If the system hangs mysteriously, either at boot time,
during installation, or shortly thereafter, use these steps to
isolate and identify the problem:
Confirm that your hardware is listed as supported in the
SCO Hardware Compatibility Handbook or SCO's Compatible Hardware Web Pages.
If it is not, SCO recommends that you use supported hardware.
If possible, check a suspected component on another machine with
the same configuration (under an SCO OpenServer system, not MS-DOS).
If any third-party drivers are installed, such as those supplied
with multiport cards, remove both the driver and the hardware that
it controls, relink the kernel, and see if the problem persists.
Make certain that your devices are recognized at boot time.
Watch the boot display, use
cat(C)
or
vi(C)
to look at the /usr/adm/messages
and /usr/adm/syslog files, or use the
hwconfig(C)
utility.
Check for hardware conflicts between components, including
DMA, interrupt vectors, and memory addresses.
Check for documented incompatibilities or limitations
in the SCO Hardware Compatibility Handbook or SCO's Compatible Hardware Web Pages.
If your machine has features such as shadow RAM or
memory caching, disable them.
If you have a DOS partition installed, verify that it follows the
guidelines in
``Physical and virtual DOS drives'' in the SCO Merge User's Guide.
Known conflicts exist between video cards and network cards.
Sometimes, attempts to send or receive data from the network
card are blocked.
To solve this problem, avoid using IRQ 2 (interrupt vector 2)
for your network card.
Some graphics cards use the additional interrupt, causing the conflict to occur.
Check the SCO Hardware Compatibility Handbook or SCO's Compatible Hardware Web Pages
for warnings that apply
to specific cards and card combinations.
Most video cards that use IRQ 2 have a jumper to disable
this behavior.
Known conflicts exist between the default RAM buffer base
address for the wdn driver
for the Western Digital WD8003 and WD8013 networking cards,
and certain motherboards and VGA video adapters.
The wdn driver uses the RAM buffer base address,
D0000, as a ROM address.
This conflicts with motherboards that store CMOS information
at this address and with VGA adapters that use D0000
as a ROM address.
To solve this problem, reconfigure your Western Digital
WD8003 or WD8013
networking hardware to use CC000 or C0000 as the
RAM buffer base address.
Then, reconfigure the wdn driver using the instructions in
``Driver configuration'' in Configuring Network Connections.

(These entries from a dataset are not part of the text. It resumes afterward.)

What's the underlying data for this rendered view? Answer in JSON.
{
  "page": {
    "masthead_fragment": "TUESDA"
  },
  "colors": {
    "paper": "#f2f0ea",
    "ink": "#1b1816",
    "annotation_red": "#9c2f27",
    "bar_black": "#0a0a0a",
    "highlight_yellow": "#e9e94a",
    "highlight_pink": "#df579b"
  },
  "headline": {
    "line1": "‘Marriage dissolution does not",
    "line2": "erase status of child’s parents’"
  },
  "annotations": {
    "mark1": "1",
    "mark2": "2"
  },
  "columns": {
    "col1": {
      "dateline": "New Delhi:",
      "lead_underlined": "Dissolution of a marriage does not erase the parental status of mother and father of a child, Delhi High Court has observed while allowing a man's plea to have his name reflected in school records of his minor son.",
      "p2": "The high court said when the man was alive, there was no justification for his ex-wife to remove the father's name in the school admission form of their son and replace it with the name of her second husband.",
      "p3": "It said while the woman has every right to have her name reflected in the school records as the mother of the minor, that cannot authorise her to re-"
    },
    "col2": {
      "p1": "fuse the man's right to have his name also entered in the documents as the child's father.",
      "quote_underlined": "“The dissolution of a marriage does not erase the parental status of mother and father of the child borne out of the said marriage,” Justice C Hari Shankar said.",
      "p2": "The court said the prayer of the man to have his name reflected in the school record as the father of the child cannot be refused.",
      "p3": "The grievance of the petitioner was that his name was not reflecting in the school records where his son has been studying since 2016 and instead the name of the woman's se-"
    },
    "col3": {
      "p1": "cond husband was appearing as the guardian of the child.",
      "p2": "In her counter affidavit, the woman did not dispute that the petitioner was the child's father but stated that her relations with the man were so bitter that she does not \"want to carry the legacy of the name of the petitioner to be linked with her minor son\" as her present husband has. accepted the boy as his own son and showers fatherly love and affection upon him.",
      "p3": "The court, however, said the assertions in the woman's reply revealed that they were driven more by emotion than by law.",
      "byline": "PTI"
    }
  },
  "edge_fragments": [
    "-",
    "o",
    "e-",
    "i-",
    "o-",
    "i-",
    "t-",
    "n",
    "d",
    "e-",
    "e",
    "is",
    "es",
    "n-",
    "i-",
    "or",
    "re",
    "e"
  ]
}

Known conflicts exist between some brands of 16-bit VGA
boards and floppy or tape data transfer.
If you experience data corruption during floppy or tape data
transfers, try configuring the card to 8-bit mode or put it
in an 8-bit slot.
Consult your hardware documentation for more information.
If you did a low-level format of your hard disk,
you may have a format program that does not work.
Format programs that are known to work are DOS Debug
and Speedstor.
If you installed DOS on your hard disk, you may have a partition
table that SCO OpenServer system software does not recognize.
You must use DOS version 6.0 or earlier.
The DOS partition must
not have been created with Disk Manager.